Barack Obama accepted the Democratic presidential nomination Thursday with a scathing assessment of John McCain and a blunt indictment of the Bush administration, promising to repair “the broken politics of Washington” and preside over a more prosperous and equitable America.
Speaking to a rapturous audience of more than 84,000 packed into a football stadium, Obama delivered a 44-minute address that was more sharply worded than his usual lyrical prose. He blasted President Bush with some of the harshest language of the campaign, painting a grim picture of economic hardship: rising unemployment, falling wages, plunging home values, and rising costs for gasoline and college tuition.
“America, we are better than these last eight years,” Obama said, speaking from an elaborate stage on the floor of the Denver Broncos football stadium. “We are a better country than this.” Fending off Republican attacks on his judgment, experience and ability to understand middle America, Obama insisted it was Arizona Sen. McCain, his GOP rival, who “doesn’t get it.”
“For over two decades, he’s subscribed to that old, discredited Republican philosophy: Give more and more to those with the most and hope that prosperity trickles down to everyone else,” Obama said. “In Washington, they call this the ‘ownership society,’ but what it really means is ‘You’re on your own.’
“Well, it’s time for them to own their failure,” Obama went on, as the stadium erupted in cheers. “It’s time for us to change America.”
In closing out the Democratic convention, the Illinois senator seemed to address any doubts about his readiness for what promises to be a brutal fall campaign. He also sought to answer critics who say that his rhetoric, while perhaps captivating, is often vacant; that his message of hope and change, while inspiring, is platitudinous.
“Let me spell out exactly what that change would mean if I am president,” Obama said.
He pledged “to end this war in Iraq responsibly and finish the fight against Al Qaeda and the Taliban in Afghanistan,” wean the U S from Middle Eastern oil within a decade, cut taxes “for 95% of all working families,” and deliver “affordable, accessible healthcare for every single American.”
Whatever happens in November, Thursday night’s unprecedented scene was a testament to racial progress in America, a nation founded by slave owners and cleaved by civil war followed by a century of acrimony. Less than 50 years ago, people with Obama’s complexion were forbidden from voting in some states.
Far up in the stands, Lionel Washington, 24, passed his hand over his face as if he were in a dream. “I can’t believe I’m here,” said Washington, who is black. “I’m going to cry,” he said when Obama took the stage. “I can’t cry,” he said, as his eyes filled with tears. “Change is gonna come!” he screamed.

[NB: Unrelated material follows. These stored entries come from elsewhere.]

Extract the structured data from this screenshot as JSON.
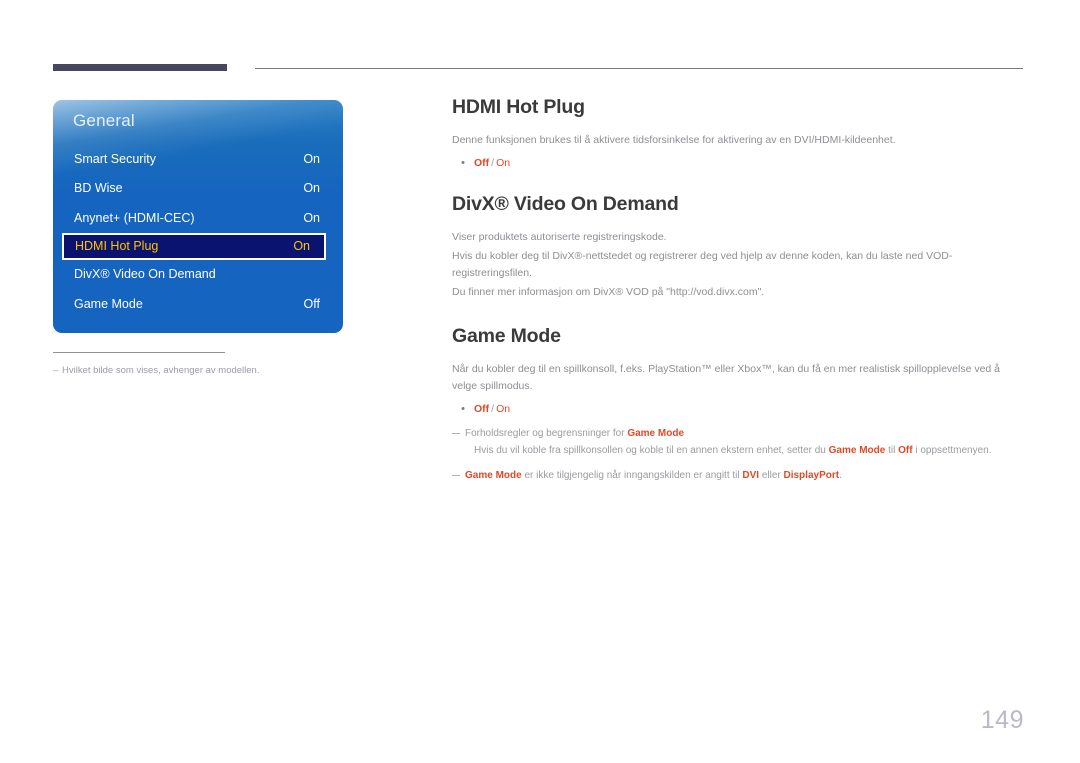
{
  "osd": {
    "title": "General",
    "rows": [
      {
        "label": "Smart Security",
        "value": "On",
        "selected": false
      },
      {
        "label": "BD Wise",
        "value": "On",
        "selected": false
      },
      {
        "label": "Anynet+ (HDMI-CEC)",
        "value": "On",
        "selected": false
      },
      {
        "label": "HDMI Hot Plug",
        "value": "On",
        "selected": true
      },
      {
        "label": "DivX® Video On Demand",
        "value": "",
        "selected": false
      },
      {
        "label": "Game Mode",
        "value": "Off",
        "selected": false
      }
    ]
  },
  "footnote": {
    "dash": "–",
    "text": "Hvilket bilde som vises, avhenger av modellen."
  },
  "sections": {
    "hdmi_hot_plug": {
      "title": "HDMI Hot Plug",
      "body": "Denne funksjonen brukes til å aktivere tidsforsinkelse for aktivering av en DVI/HDMI-kildeenhet.",
      "bullet_dot": "•",
      "option_off": "Off",
      "option_sep": "/",
      "option_on": "On"
    },
    "divx": {
      "title": "DivX® Video On Demand",
      "body1": "Viser produktets autoriserte registreringskode.",
      "body2": "Hvis du kobler deg til DivX®-nettstedet og registrerer deg ved hjelp av denne koden, kan du laste ned VOD-registreringsfilen.",
      "body3": "Du finner mer informasjon om DivX® VOD på \"http://vod.divx.com\"."
    },
    "game_mode": {
      "title": "Game Mode",
      "body": "Når du kobler deg til en spillkonsoll, f.eks. PlayStation™ eller Xbox™, kan du få en mer realistisk spillopplevelse ved å velge spillmodus.",
      "bullet_dot": "•",
      "option_off": "Off",
      "option_sep": "/",
      "option_on": "On",
      "note1_pre": "Forholdsregler og begrensninger for ",
      "note1_hl": "Game Mode",
      "note2_pre": "Hvis du  vil koble fra spillkonsollen og koble til en annen ekstern enhet, setter du ",
      "note2_hl1": "Game Mode",
      "note2_mid": " til ",
      "note2_hl2": "Off",
      "note2_post": " i oppsettmenyen.",
      "note3_hl1": "Game Mode",
      "note3_mid": " er ikke tilgjengelig når inngangskilden er angitt til ",
      "note3_hl2": "DVI",
      "note3_mid2": " eller ",
      "note3_hl3": "DisplayPort",
      "note3_post": "."
    }
  },
  "page_number": "149",
  "colors": {
    "accent_orange": "#df4a26",
    "osd_blue": "#1565c0",
    "osd_selected_bg": "#0a1470",
    "osd_selected_text": "#ffc400",
    "heading": "#3a3a3a",
    "body_gray": "#8e8e94",
    "page_num": "#b9b9cc",
    "top_bar": "#46465f"
  }
}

Adding to the historical resonance, Obama noted his speech came on the 45th anniversary of Martin Luther King Jr’s ‘I Have a Dream’ address.
“Let freedom ring from the snowcapped Rockies of Colorado!” King said that day; Obama’s triumph, standing in the shadow of those mountains, suggested the country was closer to the colourblind society King saw from the steps of the Lincoln Memorial.
For the most important speech of his political career, Obama chose a setting as audacious as his candidacy itself: a raised blue-carpeted platform at the center the coliseum, with a backdrop of Greco-Tuscan columns and more than a dozen American flags.
When he finished, the sky filled with a blaze of fireworks. His wife, Michelle, and their daughters, Malia and Sasha, joined him on stage along with Biden and Biden’s wife, Jill. The girls danced amid a rain of red, white and blue confetti as flashbulbs winked throughout the stadium.